The settings in Arch Studio were on 16:9, which it appeared to have defaulted to, as I made no changes after file was loaded from Movie Studio. Those settings were all as you show in your inserted graphic.

I will have to learn more about pixel ratios. I had divided 720 by 16, and 480 by 9 and got different results so concluded 720:480 was not a 16:9 ratio. If you divide 1920 by 16 and 1080 by 9 you do get the same answer. Maybe that approach is wrong for figuring ratios?

Unless I figure something else out, using the TV Zoom will have to do for now.

Thanks again.
musicvid10 wrote on 7/31/2013, 5:14 PM
Read the article.

NTSC 16:9 DVD is 720x480
NTSC 4:3 DVD is also 720X480

Notice how 720x480 divides to neither 16:9 nor 4:3?
Same pixel dimensions, different aspect ratios!

It sounds like your video is happy NTSC Widescreen DVD, just as you wanted.
Best of luck.

videoITguy wrote on 7/31/2013, 9:16 PM
Pixel dimensions of screen, screen size aspect, and the individual pixel aspect ratio are very different things. No better understanding of this will become apparent to the observer, than when you examine how the 16:9 and 4:3 screens can come from the same pixel dimensions of 720 x 480.
Chienworks wrote on 8/2/2013, 5:44 AM
Don, is your Vegas project set up for widescreen?

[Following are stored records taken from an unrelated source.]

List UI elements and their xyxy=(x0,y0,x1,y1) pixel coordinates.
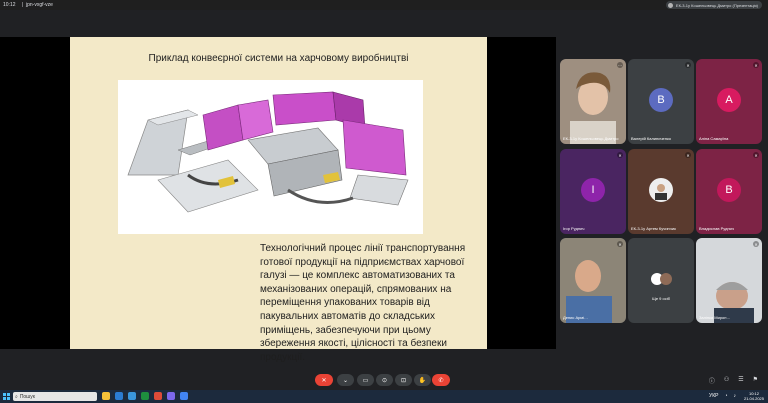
avatar: B xyxy=(649,87,673,112)
meeting-code[interactable]: jpn-vxgf-vze xyxy=(26,2,53,8)
taskbar-search[interactable]: ⌕ Пошук xyxy=(13,392,97,401)
profile-photo xyxy=(655,183,667,200)
app-icon-2[interactable] xyxy=(167,392,175,400)
reactions-button[interactable]: ⊙ xyxy=(376,374,393,386)
app-icon[interactable] xyxy=(141,392,149,400)
captions-icon: ▭ xyxy=(362,377,369,384)
activities-icon[interactable]: ⚑ xyxy=(753,376,758,385)
mic-off-icon: ✕ xyxy=(753,62,759,68)
more-participants-label: Ще 9 осіб xyxy=(652,296,670,301)
phone-hangup-icon: ✆ xyxy=(438,377,444,384)
mic-off-icon: ✕ xyxy=(753,241,759,247)
avatar: A xyxy=(717,87,741,112)
emoji-icon: ⊙ xyxy=(381,377,388,384)
participant-tile-5[interactable]: ✕ ЕК-3-1у Артем Кучинчик xyxy=(628,149,694,234)
side-panel-controls: ⓘ ⚇ ☰ ⚑ xyxy=(709,376,758,385)
system-tray: УКР ◔ ♪ xyxy=(709,393,736,399)
chat-icon[interactable]: ☰ xyxy=(738,376,743,385)
participant-tile-more[interactable]: Ще 9 осіб xyxy=(628,238,694,323)
presentation-stage: Приклад конвеєрної системи на харчовому … xyxy=(0,37,556,363)
slide: Приклад конвеєрної системи на харчовому … xyxy=(70,37,487,363)
search-icon: ⌕ xyxy=(15,393,18,400)
mic-off-icon: ✕ xyxy=(617,152,623,158)
info-icon[interactable]: ⓘ xyxy=(709,376,715,385)
presenter-avatar xyxy=(667,2,673,8)
meeting-time: 10:12 xyxy=(3,2,16,8)
chevron-down-icon: ⌄ xyxy=(342,377,349,384)
participant-name: Владислав Руднич xyxy=(699,226,734,231)
participant-video xyxy=(560,238,626,323)
separator: | xyxy=(22,2,24,8)
avatar: I xyxy=(581,177,605,202)
participant-name: Ігор Руднич xyxy=(563,226,585,231)
meet-icon[interactable] xyxy=(180,392,188,400)
people-icon[interactable]: ⚇ xyxy=(724,376,729,385)
slide-body-text: Технологічний процес лінії транспортуван… xyxy=(260,243,466,363)
mic-toggle-button[interactable]: ✕ xyxy=(315,374,333,386)
participant-name: Денис Армі… xyxy=(563,315,589,320)
avatar: B xyxy=(717,177,741,202)
present-icon: ⊡ xyxy=(400,377,407,384)
participant-tile-6[interactable]: B ✕ Владислав Руднич xyxy=(696,149,762,234)
mic-off-icon: ✕ xyxy=(753,152,759,158)
participant-video xyxy=(560,59,626,144)
file-explorer-icon[interactable] xyxy=(102,392,110,400)
participant-name: Валерій Калиниченко xyxy=(631,136,672,141)
clock-date: 21.04.2025 xyxy=(743,396,764,401)
avatar xyxy=(649,177,673,202)
participant-name: ЕК-3-1у Кошельовець Дмитро xyxy=(563,136,619,141)
conveyor-system-image xyxy=(118,80,423,234)
windows-start-icon[interactable] xyxy=(3,393,10,400)
more-icon[interactable]: ⋯ xyxy=(617,62,623,68)
participant-name: Залінка Мирон… xyxy=(699,315,731,320)
participant-name: Аліна Самарїна xyxy=(699,136,729,141)
participant-tile-3[interactable]: A ✕ Аліна Самарїна xyxy=(696,59,762,144)
captions-button[interactable]: ▭ xyxy=(357,374,374,386)
clock[interactable]: 10:12 21.04.2025 xyxy=(744,391,764,401)
present-button[interactable]: ⊡ xyxy=(395,374,412,386)
leave-call-button[interactable]: ✆ xyxy=(432,374,450,386)
participant-tile-7[interactable]: ✕ Денис Армі… xyxy=(560,238,626,323)
mic-off-icon: ✕ xyxy=(617,241,623,247)
presenter-chip[interactable]: ЕК-3-1у Кошельовець Дмитро (Презентація) xyxy=(665,1,762,9)
grouped-avatars xyxy=(647,267,675,291)
windows-taskbar: ⌕ Пошук УКР ◔ ♪ 10:12 21.04.2025 xyxy=(0,390,768,403)
mic-off-icon: ✕ xyxy=(321,377,327,384)
store-icon[interactable] xyxy=(115,392,123,400)
camera-options-button[interactable]: ⌄ xyxy=(337,374,354,386)
participant-tile-9[interactable]: ✕ Залінка Мирон… xyxy=(696,238,762,323)
meet-top-bar: 10:12 | jpn-vxgf-vze ЕК-3-1у Кошельовець… xyxy=(0,0,768,10)
language-indicator[interactable]: УКР xyxy=(709,393,718,399)
mic-off-icon: ✕ xyxy=(685,62,691,68)
participant-tile-4[interactable]: I ✕ Ігор Руднич xyxy=(560,149,626,234)
participant-video xyxy=(696,238,762,323)
raise-hand-button[interactable]: ✋ xyxy=(414,374,431,386)
meeting-controls: ✕ ⌄ ▭ ⊙ ⊡ ✋ ⋮ ✆ xyxy=(0,374,768,388)
edge-icon[interactable] xyxy=(128,392,136,400)
hand-icon: ✋ xyxy=(418,377,427,384)
presenter-name: ЕК-3-1у Кошельовець Дмитро (Презентація) xyxy=(675,2,758,8)
participant-tile-1[interactable]: ⋯ ЕК-3-1у Кошельовець Дмитро xyxy=(560,59,626,144)
search-placeholder: Пошук xyxy=(19,393,35,400)
mic-off-icon: ✕ xyxy=(685,152,691,158)
slide-title: Приклад конвеєрної системи на харчовому … xyxy=(148,53,409,64)
wifi-icon[interactable]: ◔ xyxy=(724,393,727,399)
participant-tile-2[interactable]: B ✕ Валерій Калиниченко xyxy=(628,59,694,144)
volume-icon[interactable]: ♪ xyxy=(734,393,737,399)
chrome-icon[interactable] xyxy=(154,392,162,400)
participant-name: ЕК-3-1у Артем Кучинчик xyxy=(631,226,676,231)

If your project is 4:3 then when you render to widescreen you'll be embedding 16:9 inside a 4:3 frame, and then this 4:3 frame embedded inside a 16:9 output, which results in black borders all the way around the frame.

If your project is set for widescreen then you'll get 16:9 inside 16:9 inside 16:9, which will fill the frame with no borders.
dsttexas wrote on 8/6/2013, 2:31 PM
The project setting under the preview window is 1920x1080, and Project Properties confirms that as well. Using the Make Movie options to create DVD, setting was for "widescreen DVD". It showed 720x480 during rendering and previewed in widescreen (so assume non square pixels) and does play on DVD/TV in widescreen, not 4:3. It''s just that the whole thing is centered in the TV screen, and does not fill it.

This may be a function of my DVD player, my TV, or the combination. Haven't tried the DVD on a different setup yet.
MichaelMuller wrote on 12/15/2014, 3:07 PM
I know this is an old thread, but I read that DVDs max out at 720, while newer widescreen TVs are more. The only way to fill the TV widescreen without having to zoom is to write the movie to Blue Ray.
Chienworks wrote on 12/15/2014, 4:33 PM
Not sure where you read that, but it doesn't make any sense. The TV will stretch out the image given it to fill the screen until one dimension of the image matches that dimension of the screen. 4:3 DVDs at 720x480 will fill the screen vertically with black bars on the sides. 16:9 DVDs at 720x480 will fill the whole screen. That's just the default behavior. Various settings on the TV an alter that. However, i've never seen an option on an HD TV that restricts 720x480 material to filling only a 655x480 or 873x480 portion of the screen, with tons of empty space around it. Then again, even if there was an option, the viewer could *not* use it, and the TV would fill the screen.